Descente de monsieur le procureur du roi,
Ou de quelqu'autre enfin de ces gens qui s'adjugent
Le droit de jugeailler, qui siègent et qui jugent
Et jugeront toujours les actes malséans
Sous Henri de Bourbon ou Louis d'Orléans.
On avertit le Roi, qui, pour avoir justice,
Voulut qu'on avertît le préfet de police.
Le préfet avertit sa femme, ses amis ;
La femme du préfet avertit un commis ;
Et le commis, trouvant l'aventure bouffonne,
En rit seul avec elle et n'avertit personne.

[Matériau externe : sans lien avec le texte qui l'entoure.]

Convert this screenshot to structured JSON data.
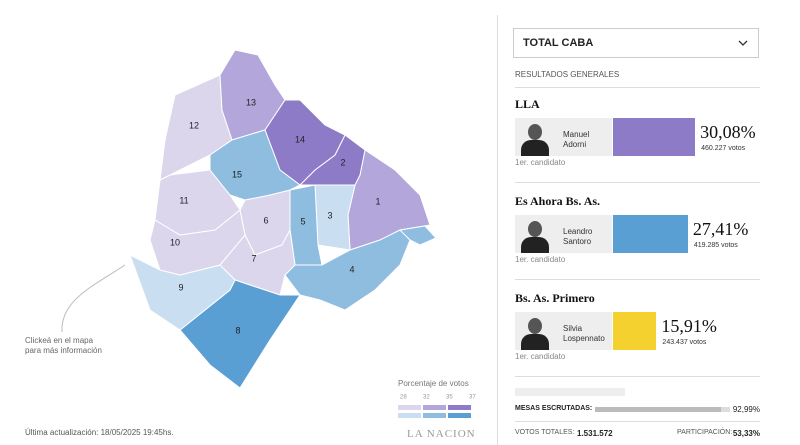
{
  "map": {
    "comunas": [
      {
        "label": "1",
        "color": "#b3a6da"
      },
      {
        "label": "2",
        "color": "#8e7bc8"
      },
      {
        "label": "3",
        "color": "#c9def0"
      },
      {
        "label": "4",
        "color": "#8ebde0"
      },
      {
        "label": "5",
        "color": "#8ebde0"
      },
      {
        "label": "6",
        "color": "#dcd6ec"
      },
      {
        "label": "7",
        "color": "#dcd6ec"
      },
      {
        "label": "8",
        "color": "#5a9fd4"
      },
      {
        "label": "9",
        "color": "#c9def0"
      },
      {
        "label": "10",
        "color": "#dcd6ec"
      },
      {
        "label": "11",
        "color": "#dcd6ec"
      },
      {
        "label": "12",
        "color": "#dcd6ec"
      },
      {
        "label": "13",
        "color": "#b3a6da"
      },
      {
        "label": "14",
        "color": "#8e7bc8"
      },
      {
        "label": "15",
        "color": "#8ebde0"
      }
    ]
  },
  "hint": [
    "Clickeá en el mapa",
    "para más información"
  ],
  "legend": {
    "title": "Porcentaje de votos",
    "ticks": [
      28,
      32,
      35,
      37
    ]
  },
  "updated": "Última actualización: 18/05/2025 19:45hs.",
  "brand": "LA NACION",
  "selector": "TOTAL CABA",
  "section": "RESULTADOS GENERALES",
  "parties": [
    {
      "name": "LLA",
      "candidate": [
        "Manuel",
        "Adorni"
      ],
      "share": {
        "value": 30.08,
        "label": "30,08%"
      },
      "votes": "460.227 votos",
      "rank": "1er. candidato",
      "color": "#8e7bc8"
    },
    {
      "name": "Es Ahora Bs. As.",
      "candidate": [
        "Leandro",
        "Santoro"
      ],
      "share": {
        "value": 27.41,
        "label": "27,41%"
      },
      "votes": "419.285 votos",
      "rank": "1er. candidato",
      "color": "#5a9fd4"
    },
    {
      "name": "Bs. As. Primero",
      "candidate": [
        "Silvia",
        "Lospennato"
      ],
      "share": {
        "value": 15.91,
        "label": "15,91%"
      },
      "votes": "243.437 votos",
      "rank": "1er. candidato",
      "color": "#f5d130"
    }
  ],
  "footer": {
    "counted": {
      "label": "MESAS ESCRUTADAS:",
      "share": {
        "value": 92.99,
        "label": "92,99%"
      }
    },
    "total": {
      "label": "VOTOS TOTALES:",
      "value": "1.531.572"
    },
    "turnout": {
      "label": "PARTICIPACIÓN:",
      "value": "53,33%"
    }
  }
}
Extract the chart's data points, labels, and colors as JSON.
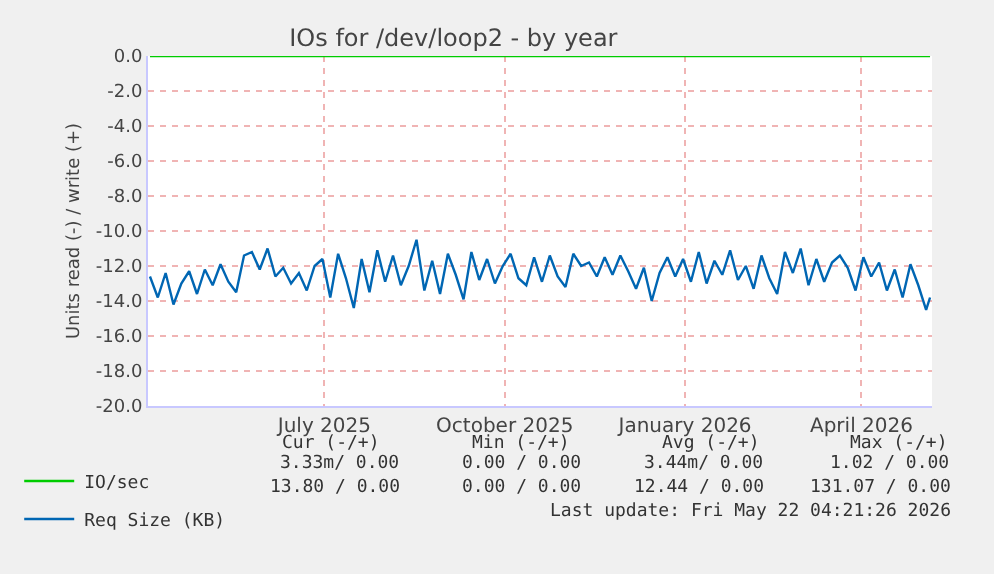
{
  "chart_data": {
    "type": "line",
    "title": "IOs for /dev/loop2 - by year",
    "ylabel": "Units read (-) / write (+)",
    "x": [
      "2025-04-18",
      "2025-04-22",
      "2025-04-26",
      "2025-04-30",
      "2025-05-04",
      "2025-05-08",
      "2025-05-12",
      "2025-05-16",
      "2025-05-20",
      "2025-05-24",
      "2025-05-28",
      "2025-06-01",
      "2025-06-05",
      "2025-06-09",
      "2025-06-13",
      "2025-06-17",
      "2025-06-21",
      "2025-06-25",
      "2025-06-29",
      "2025-07-03",
      "2025-07-07",
      "2025-07-11",
      "2025-07-15",
      "2025-07-19",
      "2025-07-23",
      "2025-07-27",
      "2025-07-31",
      "2025-08-04",
      "2025-08-08",
      "2025-08-12",
      "2025-08-16",
      "2025-08-20",
      "2025-08-24",
      "2025-08-28",
      "2025-09-01",
      "2025-09-05",
      "2025-09-09",
      "2025-09-13",
      "2025-09-17",
      "2025-09-21",
      "2025-09-25",
      "2025-09-29",
      "2025-10-03",
      "2025-10-07",
      "2025-10-11",
      "2025-10-15",
      "2025-10-19",
      "2025-10-23",
      "2025-10-27",
      "2025-10-31",
      "2025-11-04",
      "2025-11-08",
      "2025-11-12",
      "2025-11-16",
      "2025-11-20",
      "2025-11-24",
      "2025-11-28",
      "2025-12-02",
      "2025-12-06",
      "2025-12-10",
      "2025-12-14",
      "2025-12-18",
      "2025-12-22",
      "2025-12-26",
      "2025-12-30",
      "2026-01-03",
      "2026-01-07",
      "2026-01-11",
      "2026-01-15",
      "2026-01-19",
      "2026-01-23",
      "2026-01-27",
      "2026-01-31",
      "2026-02-04",
      "2026-02-08",
      "2026-02-12",
      "2026-02-16",
      "2026-02-20",
      "2026-02-24",
      "2026-02-28",
      "2026-03-04",
      "2026-03-08",
      "2026-03-12",
      "2026-03-16",
      "2026-03-20",
      "2026-03-24",
      "2026-03-28",
      "2026-04-01",
      "2026-04-05",
      "2026-04-09",
      "2026-04-13",
      "2026-04-17",
      "2026-04-21",
      "2026-04-25",
      "2026-04-29",
      "2026-05-03",
      "2026-05-07",
      "2026-05-11",
      "2026-05-15",
      "2026-05-19",
      "2026-05-21"
    ],
    "series": [
      {
        "name": "IO/sec",
        "color": "#00cc00",
        "x": [
          "2025-04-18",
          "2026-05-21"
        ],
        "values": [
          0.0,
          0.0
        ]
      },
      {
        "name": "Req Size (KB)",
        "color": "#0066b3",
        "values": [
          -12.6,
          -13.8,
          -12.4,
          -14.2,
          -13.0,
          -12.3,
          -13.6,
          -12.2,
          -13.1,
          -11.9,
          -12.9,
          -13.5,
          -11.4,
          -11.2,
          -12.2,
          -11.0,
          -12.6,
          -12.1,
          -13.0,
          -12.4,
          -13.4,
          -12.0,
          -11.6,
          -13.8,
          -11.3,
          -12.7,
          -14.4,
          -11.6,
          -13.5,
          -11.1,
          -12.9,
          -11.4,
          -13.1,
          -12.0,
          -10.5,
          -13.4,
          -11.7,
          -13.6,
          -11.3,
          -12.5,
          -13.9,
          -11.2,
          -12.8,
          -11.6,
          -13.0,
          -12.0,
          -11.3,
          -12.7,
          -13.1,
          -11.5,
          -12.9,
          -11.4,
          -12.6,
          -13.2,
          -11.3,
          -12.0,
          -11.8,
          -12.6,
          -11.5,
          -12.5,
          -11.4,
          -12.3,
          -13.3,
          -12.1,
          -14.0,
          -12.4,
          -11.5,
          -12.6,
          -11.6,
          -12.9,
          -11.2,
          -13.0,
          -11.7,
          -12.5,
          -11.1,
          -12.8,
          -12.0,
          -13.3,
          -11.4,
          -12.7,
          -13.6,
          -11.2,
          -12.4,
          -11.0,
          -13.1,
          -11.6,
          -12.9,
          -11.8,
          -11.4,
          -12.1,
          -13.4,
          -11.5,
          -12.6,
          -11.8,
          -13.4,
          -12.2,
          -13.8,
          -11.9,
          -13.1,
          -14.5,
          -13.8
        ]
      }
    ],
    "xlim": [
      "2025-04-17",
      "2026-05-22"
    ],
    "xticks": [
      {
        "value": "2025-07-16",
        "label": "July 2025"
      },
      {
        "value": "2025-10-16",
        "label": "October 2025"
      },
      {
        "value": "2026-01-16",
        "label": "January 2026"
      },
      {
        "value": "2026-04-16",
        "label": "April 2026"
      }
    ],
    "ylim": [
      -20,
      0
    ],
    "yticks": [
      {
        "value": 0,
        "label": "0.0"
      },
      {
        "value": -2,
        "label": "-2.0"
      },
      {
        "value": -4,
        "label": "-4.0"
      },
      {
        "value": -6,
        "label": "-6.0"
      },
      {
        "value": -8,
        "label": "-8.0"
      },
      {
        "value": -10,
        "label": "-10.0"
      },
      {
        "value": -12,
        "label": "-12.0"
      },
      {
        "value": -14,
        "label": "-14.0"
      },
      {
        "value": -16,
        "label": "-16.0"
      },
      {
        "value": -18,
        "label": "-18.0"
      },
      {
        "value": -20,
        "label": "-20.0"
      }
    ],
    "grid": true,
    "legend": "bottom",
    "marker": "none",
    "line_style": "solid",
    "annotations": [
      "Cur (-/+)",
      "Min (-/+)",
      "Avg (-/+)",
      "Max (-/+)",
      "3.33m/ 0.00",
      "0.00 / 0.00",
      "3.44m/ 0.00",
      "1.02 / 0.00",
      "13.80 / 0.00",
      "0.00 / 0.00",
      "12.44 / 0.00",
      "131.07 / 0.00",
      "Last update: Fri May 22 04:21:26 2026"
    ]
  }
}
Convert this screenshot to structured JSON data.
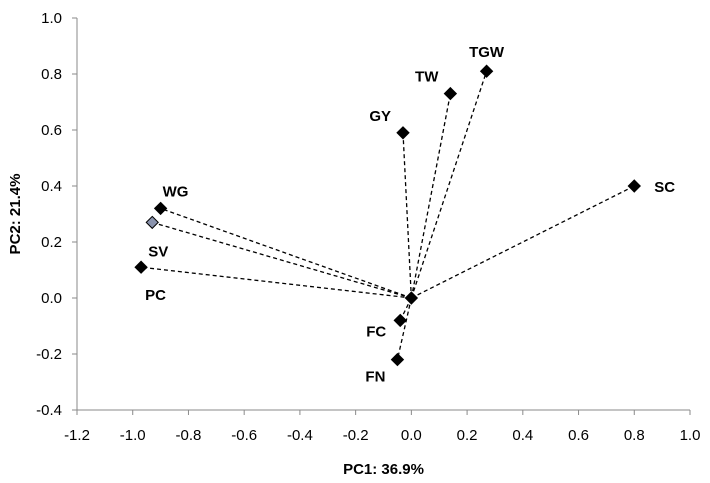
{
  "chart_data": {
    "type": "scatter",
    "title": "",
    "xlabel": "PC1: 36.9%",
    "ylabel": "PC2: 21.4%",
    "xlim": [
      -1.2,
      1.0
    ],
    "ylim": [
      -0.4,
      1.0
    ],
    "x_ticks": [
      "-1.2",
      "-1.0",
      "-0.8",
      "-0.6",
      "-0.4",
      "-0.2",
      "0.0",
      "0.2",
      "0.4",
      "0.6",
      "0.8",
      "1.0"
    ],
    "y_ticks": [
      "1.0",
      "0.8",
      "0.6",
      "0.4",
      "0.2",
      "0.0",
      "-0.2",
      "-0.4"
    ],
    "grid": false,
    "legend": "none",
    "marker": "diamond",
    "marker_color": "#000000",
    "line_style": "dashed",
    "origin": {
      "x": 0.0,
      "y": 0.0
    },
    "points": [
      {
        "label": "TGW",
        "x": 0.27,
        "y": 0.81,
        "label_pos": "above"
      },
      {
        "label": "TW",
        "x": 0.14,
        "y": 0.73,
        "label_pos": "upper-left"
      },
      {
        "label": "GY",
        "x": -0.03,
        "y": 0.59,
        "label_pos": "upper-left"
      },
      {
        "label": "SC",
        "x": 0.8,
        "y": 0.4,
        "label_pos": "right"
      },
      {
        "label": "WG",
        "x": -0.9,
        "y": 0.32,
        "label_pos": "upper-right"
      },
      {
        "label": "SV",
        "x": -0.93,
        "y": 0.27,
        "label_pos": "below"
      },
      {
        "label": "PC",
        "x": -0.97,
        "y": 0.11,
        "label_pos": "below-right"
      },
      {
        "label": "FC",
        "x": -0.04,
        "y": -0.08,
        "label_pos": "left"
      },
      {
        "label": "FN",
        "x": -0.05,
        "y": -0.22,
        "label_pos": "below-left"
      }
    ]
  }
}
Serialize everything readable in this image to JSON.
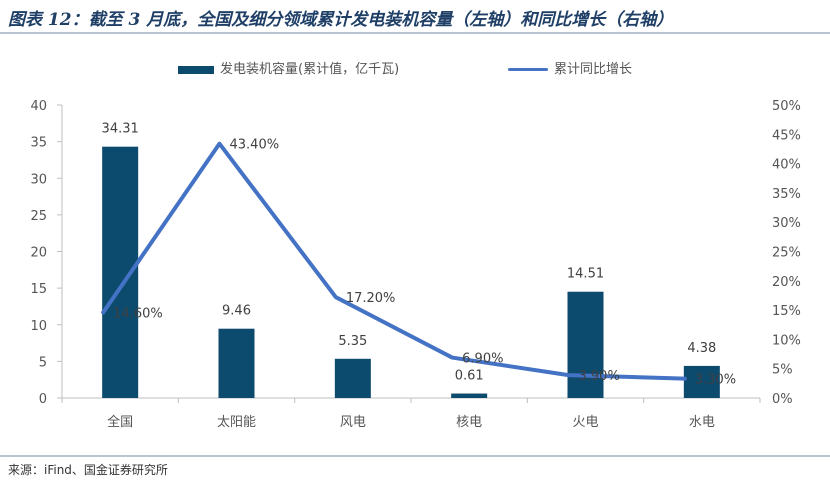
{
  "title": "图表 12：截至 3 月底，全国及细分领域累计发电装机容量（左轴）和同比增长（右轴）",
  "source": "来源：iFind、国金证券研究所",
  "colors": {
    "bar": "#0c4a6e",
    "line": "#4472c4",
    "title": "#1f3f66"
  },
  "chart_data": {
    "type": "bar",
    "categories": [
      "全国",
      "太阳能",
      "风电",
      "核电",
      "火电",
      "水电"
    ],
    "series": [
      {
        "name": "发电装机容量(累计值，亿千瓦)",
        "type": "bar",
        "axis": "left",
        "values": [
          34.31,
          9.46,
          5.35,
          0.61,
          14.51,
          4.38
        ],
        "labels": [
          "34.31",
          "9.46",
          "5.35",
          "0.61",
          "14.51",
          "4.38"
        ]
      },
      {
        "name": "累计同比增长",
        "type": "line",
        "axis": "right",
        "values": [
          14.6,
          43.4,
          17.2,
          6.9,
          3.9,
          3.3
        ],
        "labels": [
          "14.60%",
          "43.40%",
          "17.20%",
          "6.90%",
          "3.90%",
          "3.30%"
        ]
      }
    ],
    "ylim_left": [
      0,
      40
    ],
    "yticks_left": [
      "0",
      "5",
      "10",
      "15",
      "20",
      "25",
      "30",
      "35",
      "40"
    ],
    "ylim_right": [
      0,
      50
    ],
    "yticks_right": [
      "0%",
      "5%",
      "10%",
      "15%",
      "20%",
      "25%",
      "30%",
      "35%",
      "40%",
      "45%",
      "50%"
    ],
    "grid": false,
    "legend_position": "top"
  }
}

Je pourrais maintenant, si vous étiez discret,
De l'intrigue à vous seul révéler le secret.
Oui ? bien ! mais chut !… voici ce qu'on sait d'authentique :
Le greffier n'était pas parti pour l'Amérique !…


RÉSUMÉ

Une dame parisienne, épouse d'un greffier, fut surprise par son mari en compagnie d'un amant. Ce jour-là, les voisins entendirent le bruit d'une violente querelle, puis plus rien, le silence… Quelque temps plus tard, on vit la dame, richement parée, menant belle vie dans les cercles de Paris.
Mais qu'était devenu son greffier de mari ? Le bruit courut qu'il était parti pour l'Amérique.
Bien plus tard, on retrouva notre greffière mourante, entourée de sa famille attendant l'héritage. C'est alors qu'on la vit se lever brusquement et remettre dans le feu de la cheminée un tison qui avait roulé sur le parquet de la chambre, le brûlant légèrement. Aussitôt après, elle mourut et fut enterrée.
Un de ses héritiers, pensant que son geste s'expliquait pas le désir de protéger de l'or caché sous le parquet, acheta fort cher la demeure de la dame. Puis il fit soulever le plancher et on trouva, en lieu de trésor… un squelette!
Le greffier n'était pas parti pour l'Amérique!